La mobilitazione è iniziata con forza: in 24 ore il documento ha raccolto 29mila firme. Tuttavia, perse terreno nelle settimane successive. Nonostante la cifra significativa, il totale è ancora considerato basso se paragonato ai circa 30 milioni di discendenti di italiani presenti solo in Brasile, afferma Laura Cambiaghi, una delle firmatarie.
"È inaccettabile che questo decreto venga approvato. Ciò che è ancora più grave è che molti membri della comunità italiana non si prendano nemmeno due minuti per firmare una petizione così importante. Anche chi ha già la cittadinanza deve capire che i propri nipoti potrebbero non averla", ha affermato.
FIRMA QUI 👉🏻 Ripudio a D.L. TAJANI 28/03/25
La petizione è rivolta al Governo italiano, al Ministero degli Affari Esteri e al partito Fratelli d'Italia, ideatore del decreto, Antonio Tajani. Gli organizzatori sostengono che il decreto minaccia il principio di ius sanguinis, base giuridica che garantisce il diritto alla cittadinanza attraverso legami di sangue.

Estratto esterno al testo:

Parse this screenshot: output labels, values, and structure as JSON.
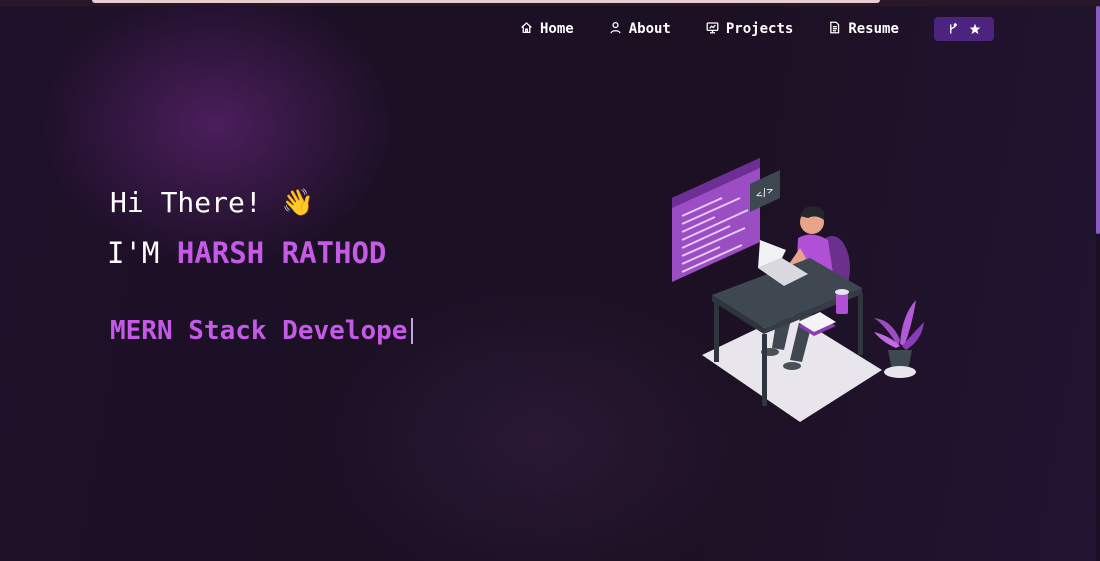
{
  "nav": {
    "items": [
      {
        "label": "Home",
        "icon": "home-icon"
      },
      {
        "label": "About",
        "icon": "user-icon"
      },
      {
        "label": "Projects",
        "icon": "projects-icon"
      },
      {
        "label": "Resume",
        "icon": "document-icon"
      }
    ],
    "button_icons": [
      "fork-icon",
      "star-icon"
    ]
  },
  "hero": {
    "greeting": "Hi There!",
    "wave_emoji": "👋",
    "name_prefix": "I'M",
    "name": "HARSH RATHOD",
    "typed_text": "MERN Stack Develope"
  },
  "colors": {
    "accent": "#c55ae6",
    "nav_button": "#4c2480",
    "background": "#1c1024",
    "scroll_thumb": "#8c5bc4"
  }
}
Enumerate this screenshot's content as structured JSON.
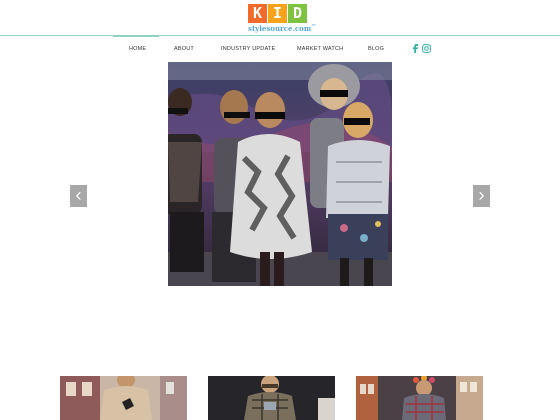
{
  "logo": {
    "letters": [
      "K",
      "I",
      "D"
    ],
    "tagline_main": "stylesource.com",
    "tagline_mark": "™",
    "colors": {
      "k": "#f26b2b",
      "i": "#f7a21b",
      "d": "#7fc241",
      "tagline": "#5aa7d6"
    }
  },
  "nav": {
    "items": [
      {
        "label": "HOME",
        "active": true
      },
      {
        "label": "ABOUT"
      },
      {
        "label": "INDUSTRY UPDATE"
      },
      {
        "label": "MARKET WATCH"
      },
      {
        "label": "BLOG"
      }
    ],
    "social_icons": [
      "facebook-icon",
      "instagram-icon"
    ],
    "accent_color": "#8fd3c8"
  },
  "slider": {
    "prev_glyph": "‹",
    "next_glyph": "›",
    "image": "runway photo of children in faux fur coats and futuristic sunglasses"
  },
  "thumbnails": [
    {
      "image": "child in beige sweater on runway"
    },
    {
      "image": "child in plaid outfit with camera"
    },
    {
      "image": "child with flower crown in check coat"
    }
  ]
}
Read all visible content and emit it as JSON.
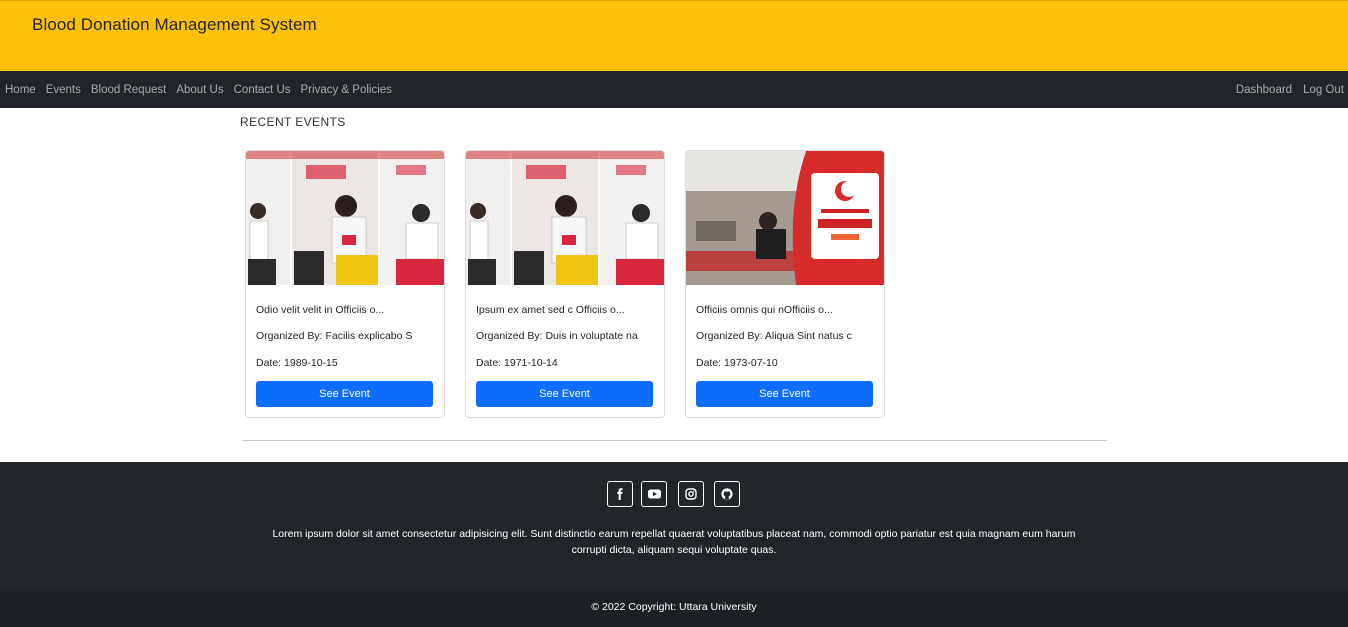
{
  "header": {
    "brand": "Blood Donation Management System"
  },
  "nav": {
    "left": [
      "Home",
      "Events",
      "Blood Request",
      "About Us",
      "Contact Us",
      "Privacy & Policies"
    ],
    "right": [
      "Dashboard",
      "Log Out"
    ]
  },
  "events": {
    "section_title": "RECENT EVENTS",
    "cards": [
      {
        "title": "Odio velit velit in Officiis o...",
        "organizer": "Organized By: Facilis explicabo S",
        "date": "Date: 1989-10-15",
        "button": "See Event",
        "image": "blood-donation-photo"
      },
      {
        "title": "Ipsum ex amet sed c Officiis o...",
        "organizer": "Organized By: Duis in voluptate na",
        "date": "Date: 1971-10-14",
        "button": "See Event",
        "image": "blood-donation-photo"
      },
      {
        "title": "Officiis omnis qui nOfficiis o...",
        "organizer": "Organized By: Aliqua Sint natus c",
        "date": "Date: 1973-07-10",
        "button": "See Event",
        "image": "kizilay-donation-photo"
      }
    ]
  },
  "footer": {
    "social": [
      "facebook-icon",
      "youtube-icon",
      "instagram-icon",
      "github-icon"
    ],
    "text": "Lorem ipsum dolor sit amet consectetur adipisicing elit. Sunt distinctio earum repellat quaerat voluptatibus placeat nam, commodi optio pariatur est quia magnam eum harum corrupti dicta, aliquam sequi voluptate quas.",
    "copyright": "© 2022 Copyright: Uttara University"
  },
  "colors": {
    "header_bg": "#ffc107",
    "nav_bg": "#212529",
    "button": "#0d6efd",
    "footer_bg": "#212529",
    "copyright_bg": "#1c1f23"
  }
}
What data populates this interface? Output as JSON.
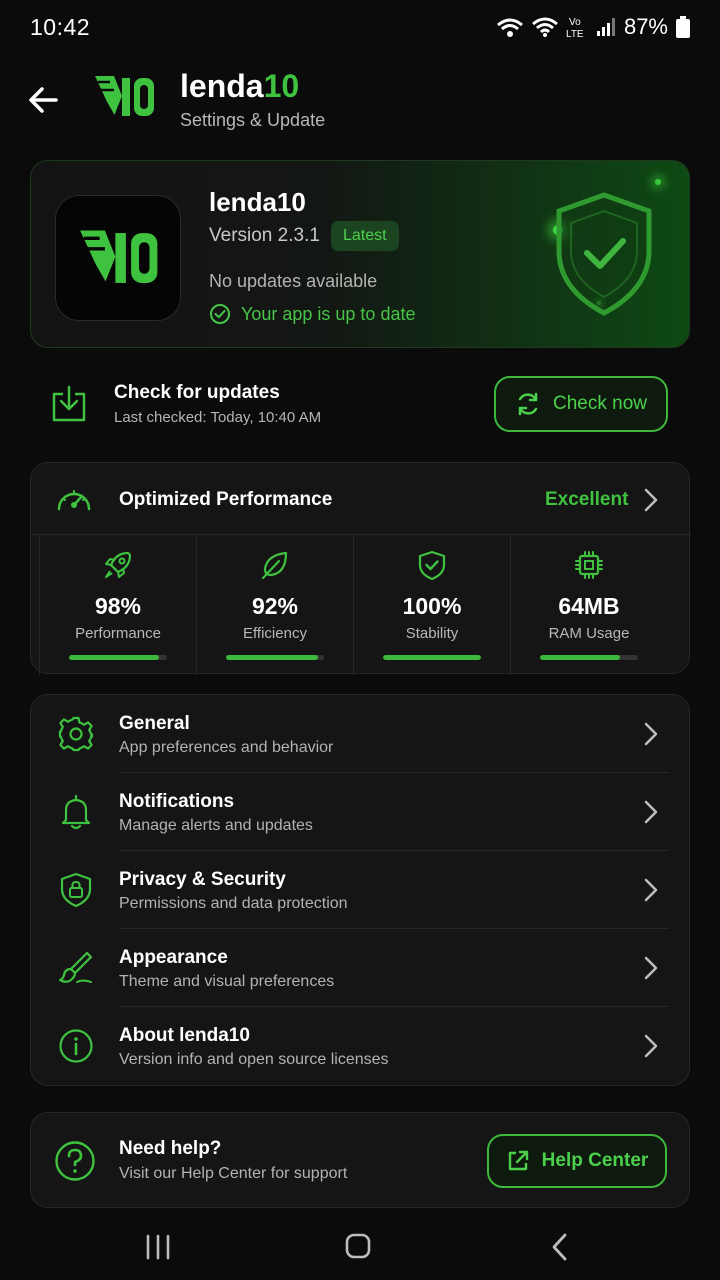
{
  "status_bar": {
    "time": "10:42",
    "battery": "87%",
    "network": "LTE"
  },
  "header": {
    "title_main": "lenda",
    "title_accent": "10",
    "subtitle": "Settings & Update",
    "logo_text": "10"
  },
  "app_info": {
    "name": "lenda10",
    "version": "Version 2.3.1",
    "badge": "Latest",
    "update_status": "No updates available",
    "up_to_date": "Your app is up to date"
  },
  "update_check": {
    "title": "Check for updates",
    "last_checked": "Last checked: Today, 10:40 AM",
    "button_label": "Check now"
  },
  "performance": {
    "title": "Optimized Performance",
    "rating": "Excellent",
    "stats": [
      {
        "icon": "rocket-icon",
        "value": "98%",
        "label": "Performance",
        "fill": 0.92
      },
      {
        "icon": "leaf-icon",
        "value": "92%",
        "label": "Efficiency",
        "fill": 0.94
      },
      {
        "icon": "shield-check-icon",
        "value": "100%",
        "label": "Stability",
        "fill": 1.0
      },
      {
        "icon": "chip-icon",
        "value": "64MB",
        "label": "RAM Usage",
        "fill": 0.82
      }
    ]
  },
  "menu": {
    "items": [
      {
        "icon": "gear-icon",
        "title": "General",
        "subtitle": "App preferences and behavior"
      },
      {
        "icon": "bell-icon",
        "title": "Notifications",
        "subtitle": "Manage alerts and updates"
      },
      {
        "icon": "shield-lock-icon",
        "title": "Privacy & Security",
        "subtitle": "Permissions and data protection"
      },
      {
        "icon": "brush-icon",
        "title": "Appearance",
        "subtitle": "Theme and visual preferences"
      },
      {
        "icon": "info-icon",
        "title": "About lenda10",
        "subtitle": "Version info and open source licenses"
      }
    ]
  },
  "help": {
    "title": "Need help?",
    "subtitle": "Visit our Help Center for support",
    "button_label": "Help Center"
  },
  "colors": {
    "accent": "#3fc23f",
    "background": "#0b0b0b",
    "card": "#151515"
  }
}
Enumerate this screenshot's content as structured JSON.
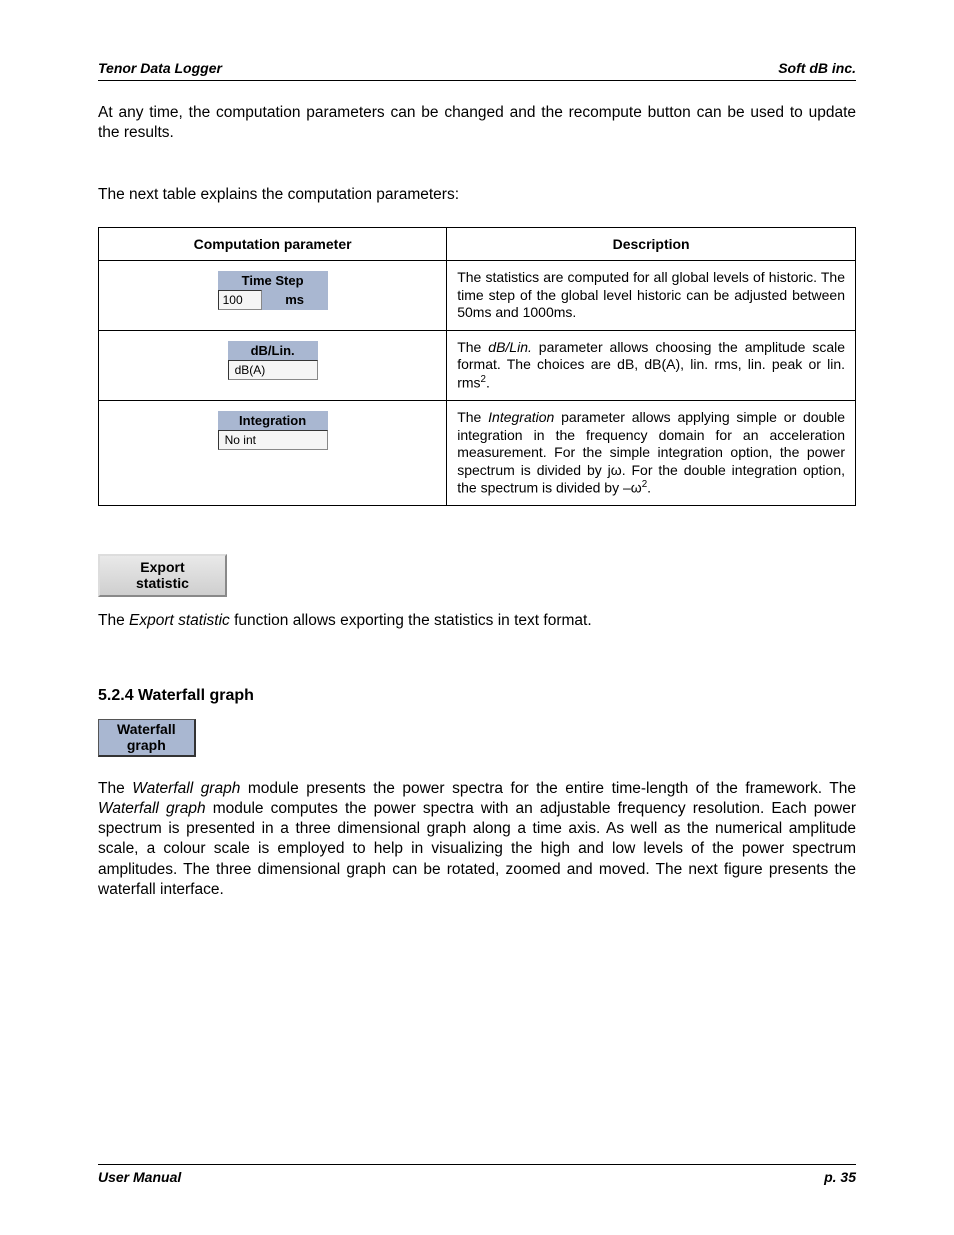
{
  "header": {
    "left": "Tenor Data Logger",
    "right": "Soft dB inc."
  },
  "footer": {
    "left": "User Manual",
    "right": "p. 35"
  },
  "intro1": "At any time, the computation parameters can be changed and the recompute button can be used to update the results.",
  "intro2": "The next table explains the computation parameters:",
  "table": {
    "head": {
      "c1": "Computation parameter",
      "c2": "Description"
    },
    "rows": [
      {
        "label": "Time Step",
        "value": "100",
        "unit": "ms",
        "desc_plain": "The statistics are computed for all global levels of historic. The time step of the global level historic can be adjusted between 50ms and 1000ms."
      },
      {
        "label": "dB/Lin.",
        "value": "dB(A)",
        "desc_html": "The <i>dB/Lin.</i> parameter allows choosing the amplitude scale format. The choices are dB, dB(A), lin. rms, lin. peak or lin. rms<sup>2</sup>."
      },
      {
        "label": "Integration",
        "value": "No int",
        "desc_html": "The <i>Integration</i> parameter allows applying simple or double integration in the frequency domain for an acceleration measurement. For the simple integration option, the power spectrum is divided by jω.  For the double integration option, the spectrum is divided by –ω<sup>2</sup>."
      }
    ]
  },
  "export_btn": {
    "l1": "Export",
    "l2": "statistic"
  },
  "export_para_html": "The <i>Export statistic</i> function allows exporting the statistics in text format.",
  "section": "5.2.4 Waterfall graph",
  "wf_btn": {
    "l1": "Waterfall",
    "l2": "graph"
  },
  "wf_para_html": "The <i>Waterfall graph</i> module presents the power spectra for the entire time-length of the framework. The <i>Waterfall graph</i> module computes the power spectra with an adjustable frequency resolution. Each power spectrum is presented in a three dimensional graph along a time axis. As well as the numerical amplitude scale, a colour scale is employed to help in visualizing the high and low levels of the power spectrum amplitudes. The three dimensional graph can be rotated, zoomed and moved. The next figure presents the waterfall interface."
}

Nel testo si afferma che la proposta rompe con una tradizione secolare. Milioni di italiani emigrarono tra il XIX e il XX secolo e i loro discendenti mantengono ancora oggi legami culturali con l'Italia.
La petizione presenta tre critiche principali:
- Ignora il ruolo storico della diaspora italiana;
- Limita il diritto alla cittadinanza per sangue;
- Indebolisce la rappresentanza culturale dei discendenti all'estero.
affermazioni
Il movimento chiede l'immediata abrogazione del decreto e il riconoscimento delle comunità all'estero come parte integrante della nazione italiana. Chiede inoltre miglioramenti nei servizi consolari, con una maggiore efficienza nelle procedure di cittadinanza.
La campagna rimane attiva e invita cittadini e sostenitori a firmare il documento. «Privare i discendenti della cittadinanza significa negare il loro ruolo nel prestigio dell’Italia», si legge nella petizione.